Drifting thoughts of a snowflake

Friday, October 27, 2006

Not the golden glove I wish to be

It has come my attention that I am not equipped to deal with personal confrontation. I’m great at the “I’m gonna go windmill on your ass if you don’t get out of my face” when dealing with irate illogical strangers. More to the point, irate illogical strangers with tiny dogs. The problem comes into play when it’s someone that I care about.

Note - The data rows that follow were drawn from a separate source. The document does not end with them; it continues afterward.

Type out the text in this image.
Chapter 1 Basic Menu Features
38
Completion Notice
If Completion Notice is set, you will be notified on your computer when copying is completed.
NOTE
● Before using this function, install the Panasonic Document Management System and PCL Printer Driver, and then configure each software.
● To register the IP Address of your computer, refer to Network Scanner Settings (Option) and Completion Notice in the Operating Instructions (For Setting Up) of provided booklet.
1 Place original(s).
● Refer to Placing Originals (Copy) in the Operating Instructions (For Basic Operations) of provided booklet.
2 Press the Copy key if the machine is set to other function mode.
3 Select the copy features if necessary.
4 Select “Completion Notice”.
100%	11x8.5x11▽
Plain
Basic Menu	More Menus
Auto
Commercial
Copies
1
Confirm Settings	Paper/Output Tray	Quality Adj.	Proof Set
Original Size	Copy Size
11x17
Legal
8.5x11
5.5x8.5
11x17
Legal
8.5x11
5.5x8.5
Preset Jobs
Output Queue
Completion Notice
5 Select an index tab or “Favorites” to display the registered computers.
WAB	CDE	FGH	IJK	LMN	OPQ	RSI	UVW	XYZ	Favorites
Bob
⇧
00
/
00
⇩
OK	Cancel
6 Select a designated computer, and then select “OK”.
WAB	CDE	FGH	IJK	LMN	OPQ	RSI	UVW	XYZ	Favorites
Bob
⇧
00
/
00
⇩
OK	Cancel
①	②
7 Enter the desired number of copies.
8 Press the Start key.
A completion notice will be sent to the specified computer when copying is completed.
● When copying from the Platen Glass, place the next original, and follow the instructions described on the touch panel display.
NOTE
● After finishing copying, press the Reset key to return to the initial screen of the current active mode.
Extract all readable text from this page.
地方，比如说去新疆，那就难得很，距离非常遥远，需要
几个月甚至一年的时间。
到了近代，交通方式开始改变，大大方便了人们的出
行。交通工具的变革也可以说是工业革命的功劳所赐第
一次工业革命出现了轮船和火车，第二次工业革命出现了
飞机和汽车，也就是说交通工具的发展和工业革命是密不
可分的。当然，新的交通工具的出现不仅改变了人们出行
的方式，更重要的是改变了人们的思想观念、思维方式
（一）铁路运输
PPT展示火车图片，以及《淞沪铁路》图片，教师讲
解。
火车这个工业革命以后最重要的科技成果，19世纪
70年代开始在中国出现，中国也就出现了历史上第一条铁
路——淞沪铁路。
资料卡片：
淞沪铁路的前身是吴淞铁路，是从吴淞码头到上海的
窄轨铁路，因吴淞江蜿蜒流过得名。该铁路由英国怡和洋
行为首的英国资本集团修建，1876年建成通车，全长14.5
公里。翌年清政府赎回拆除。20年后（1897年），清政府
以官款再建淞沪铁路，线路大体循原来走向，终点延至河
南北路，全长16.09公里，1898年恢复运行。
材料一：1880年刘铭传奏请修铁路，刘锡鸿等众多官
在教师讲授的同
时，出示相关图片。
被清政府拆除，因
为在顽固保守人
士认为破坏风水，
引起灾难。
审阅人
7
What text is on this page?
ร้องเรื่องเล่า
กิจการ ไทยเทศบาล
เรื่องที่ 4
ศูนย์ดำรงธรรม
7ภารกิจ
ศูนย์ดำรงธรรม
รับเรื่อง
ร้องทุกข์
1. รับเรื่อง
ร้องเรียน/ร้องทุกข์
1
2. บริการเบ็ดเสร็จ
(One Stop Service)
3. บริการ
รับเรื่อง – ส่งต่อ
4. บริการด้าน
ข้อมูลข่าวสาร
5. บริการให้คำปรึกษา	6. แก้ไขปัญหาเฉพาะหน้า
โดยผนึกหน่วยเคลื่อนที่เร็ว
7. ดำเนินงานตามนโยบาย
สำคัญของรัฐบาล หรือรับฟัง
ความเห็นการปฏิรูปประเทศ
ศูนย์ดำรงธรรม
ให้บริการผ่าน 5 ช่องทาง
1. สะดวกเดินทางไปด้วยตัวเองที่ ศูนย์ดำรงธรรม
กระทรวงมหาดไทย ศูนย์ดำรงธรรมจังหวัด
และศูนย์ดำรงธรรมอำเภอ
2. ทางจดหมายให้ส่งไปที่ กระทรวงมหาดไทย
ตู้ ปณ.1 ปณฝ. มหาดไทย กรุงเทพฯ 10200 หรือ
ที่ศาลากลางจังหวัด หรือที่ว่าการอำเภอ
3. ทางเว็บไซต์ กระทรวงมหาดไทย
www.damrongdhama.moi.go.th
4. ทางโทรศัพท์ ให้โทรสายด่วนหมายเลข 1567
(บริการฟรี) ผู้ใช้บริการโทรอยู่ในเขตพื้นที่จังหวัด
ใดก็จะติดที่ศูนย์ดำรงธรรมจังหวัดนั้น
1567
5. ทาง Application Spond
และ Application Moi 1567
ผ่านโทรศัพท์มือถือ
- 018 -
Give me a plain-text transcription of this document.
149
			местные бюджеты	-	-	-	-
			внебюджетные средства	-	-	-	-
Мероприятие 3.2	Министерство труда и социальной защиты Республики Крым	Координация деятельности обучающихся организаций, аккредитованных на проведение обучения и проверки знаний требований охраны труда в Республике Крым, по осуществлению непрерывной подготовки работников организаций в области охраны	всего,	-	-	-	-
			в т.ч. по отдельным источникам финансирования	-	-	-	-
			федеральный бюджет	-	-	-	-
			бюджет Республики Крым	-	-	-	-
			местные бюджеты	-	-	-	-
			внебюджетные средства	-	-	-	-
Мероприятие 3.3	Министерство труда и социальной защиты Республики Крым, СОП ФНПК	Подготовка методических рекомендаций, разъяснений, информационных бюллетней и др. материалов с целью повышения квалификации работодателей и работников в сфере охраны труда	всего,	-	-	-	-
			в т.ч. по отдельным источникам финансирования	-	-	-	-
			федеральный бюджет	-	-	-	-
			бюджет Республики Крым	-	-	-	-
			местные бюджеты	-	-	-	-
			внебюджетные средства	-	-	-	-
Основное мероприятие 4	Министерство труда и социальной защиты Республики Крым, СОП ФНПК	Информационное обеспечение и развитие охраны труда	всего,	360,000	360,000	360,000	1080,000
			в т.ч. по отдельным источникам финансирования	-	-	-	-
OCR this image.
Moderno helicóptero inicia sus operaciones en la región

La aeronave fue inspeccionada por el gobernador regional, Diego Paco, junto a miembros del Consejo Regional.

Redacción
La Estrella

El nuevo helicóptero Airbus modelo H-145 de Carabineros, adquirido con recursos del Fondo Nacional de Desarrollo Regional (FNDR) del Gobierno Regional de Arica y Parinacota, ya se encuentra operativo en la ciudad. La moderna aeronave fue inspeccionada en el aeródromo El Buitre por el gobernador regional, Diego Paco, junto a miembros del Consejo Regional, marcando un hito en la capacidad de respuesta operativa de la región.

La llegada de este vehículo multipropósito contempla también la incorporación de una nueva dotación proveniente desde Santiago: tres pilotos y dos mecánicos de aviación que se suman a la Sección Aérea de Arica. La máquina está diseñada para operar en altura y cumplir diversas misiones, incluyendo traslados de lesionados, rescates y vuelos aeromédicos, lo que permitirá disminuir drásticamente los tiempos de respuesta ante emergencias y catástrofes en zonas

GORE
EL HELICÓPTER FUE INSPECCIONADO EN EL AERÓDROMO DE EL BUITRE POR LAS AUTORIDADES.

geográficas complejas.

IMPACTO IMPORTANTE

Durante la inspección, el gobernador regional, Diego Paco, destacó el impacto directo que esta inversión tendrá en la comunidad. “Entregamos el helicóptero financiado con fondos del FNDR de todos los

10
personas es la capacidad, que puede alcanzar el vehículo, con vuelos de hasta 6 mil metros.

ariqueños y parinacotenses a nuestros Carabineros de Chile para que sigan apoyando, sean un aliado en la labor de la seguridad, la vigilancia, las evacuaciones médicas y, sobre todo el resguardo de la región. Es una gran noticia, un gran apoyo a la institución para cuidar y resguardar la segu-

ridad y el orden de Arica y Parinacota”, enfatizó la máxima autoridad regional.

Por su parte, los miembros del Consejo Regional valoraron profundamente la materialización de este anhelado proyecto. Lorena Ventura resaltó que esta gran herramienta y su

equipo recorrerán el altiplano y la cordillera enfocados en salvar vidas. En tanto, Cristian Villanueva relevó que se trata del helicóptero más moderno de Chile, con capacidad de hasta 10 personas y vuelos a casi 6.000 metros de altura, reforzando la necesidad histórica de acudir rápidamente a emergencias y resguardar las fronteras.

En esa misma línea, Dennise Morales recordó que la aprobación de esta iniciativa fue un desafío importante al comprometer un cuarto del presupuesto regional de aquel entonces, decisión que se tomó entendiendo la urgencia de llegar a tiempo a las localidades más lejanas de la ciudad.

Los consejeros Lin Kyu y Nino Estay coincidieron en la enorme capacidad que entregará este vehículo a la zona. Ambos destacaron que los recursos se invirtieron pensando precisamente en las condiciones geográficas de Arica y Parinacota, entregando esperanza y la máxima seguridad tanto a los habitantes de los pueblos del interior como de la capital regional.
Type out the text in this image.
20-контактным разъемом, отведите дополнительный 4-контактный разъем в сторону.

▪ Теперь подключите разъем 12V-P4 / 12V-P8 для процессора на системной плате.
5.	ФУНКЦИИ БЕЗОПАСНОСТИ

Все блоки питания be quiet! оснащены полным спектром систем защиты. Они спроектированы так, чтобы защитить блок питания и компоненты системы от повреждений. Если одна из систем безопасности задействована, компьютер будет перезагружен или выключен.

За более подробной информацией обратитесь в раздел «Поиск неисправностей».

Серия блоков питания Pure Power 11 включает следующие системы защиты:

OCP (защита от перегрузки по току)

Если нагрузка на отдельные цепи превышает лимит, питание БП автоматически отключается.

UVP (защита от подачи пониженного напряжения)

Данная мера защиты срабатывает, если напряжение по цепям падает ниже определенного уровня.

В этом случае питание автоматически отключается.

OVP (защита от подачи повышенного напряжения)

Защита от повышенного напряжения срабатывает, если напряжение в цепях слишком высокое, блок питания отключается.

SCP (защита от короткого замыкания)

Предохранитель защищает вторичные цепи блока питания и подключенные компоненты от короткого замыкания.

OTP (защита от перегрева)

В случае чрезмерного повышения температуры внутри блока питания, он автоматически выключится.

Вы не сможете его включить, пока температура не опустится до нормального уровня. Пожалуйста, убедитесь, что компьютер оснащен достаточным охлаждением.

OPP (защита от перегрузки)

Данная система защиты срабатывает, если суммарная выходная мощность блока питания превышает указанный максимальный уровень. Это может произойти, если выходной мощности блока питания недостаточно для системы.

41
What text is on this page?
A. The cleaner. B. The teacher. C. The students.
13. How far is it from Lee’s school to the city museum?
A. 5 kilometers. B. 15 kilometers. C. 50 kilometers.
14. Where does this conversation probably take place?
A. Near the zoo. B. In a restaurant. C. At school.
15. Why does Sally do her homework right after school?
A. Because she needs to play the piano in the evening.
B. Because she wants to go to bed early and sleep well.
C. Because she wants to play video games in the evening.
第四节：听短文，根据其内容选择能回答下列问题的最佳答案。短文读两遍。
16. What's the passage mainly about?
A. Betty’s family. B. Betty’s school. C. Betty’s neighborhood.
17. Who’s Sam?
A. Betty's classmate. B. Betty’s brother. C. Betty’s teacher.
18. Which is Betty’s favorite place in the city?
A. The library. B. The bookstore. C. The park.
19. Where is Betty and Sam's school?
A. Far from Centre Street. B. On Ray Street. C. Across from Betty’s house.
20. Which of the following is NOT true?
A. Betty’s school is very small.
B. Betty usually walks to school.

I’ve heard the rules to fair fighting speech a million times. I know what I should do and shouldn’t do in order to have a productive conversation that leads to some form of compromise. For some reason I just can’t seem to keep them in my mind when conflict arises with a loved one.

I’m great at seeing the other side. I understand that I need to be more patient, but what do you do when express your feelings and you feel like the other person does nothing but belittle those feelings? I’m at a loss. It seems like I’ve felt this way hundreds of times before when arguing with important people in my life.

I just want them to say, “I can see how you’d feel like that. I don’t want you to feel like that and I’ll try and watch out for that.” When I don’t get that response out of the person, I feel like it turns into a huge order and a fight ensues. I know I’m not blameless in these situations, because they keep happening to me. Obviously, it’s something that I’m doing.

What could it be? Is it that I don’t have a clear goal in mind? Am I expecting too much? Are my expectations getting in the way of reality?

How do you “fight”? Got any tips for success in this area? I could use them. I need to change this part of how I deal with people.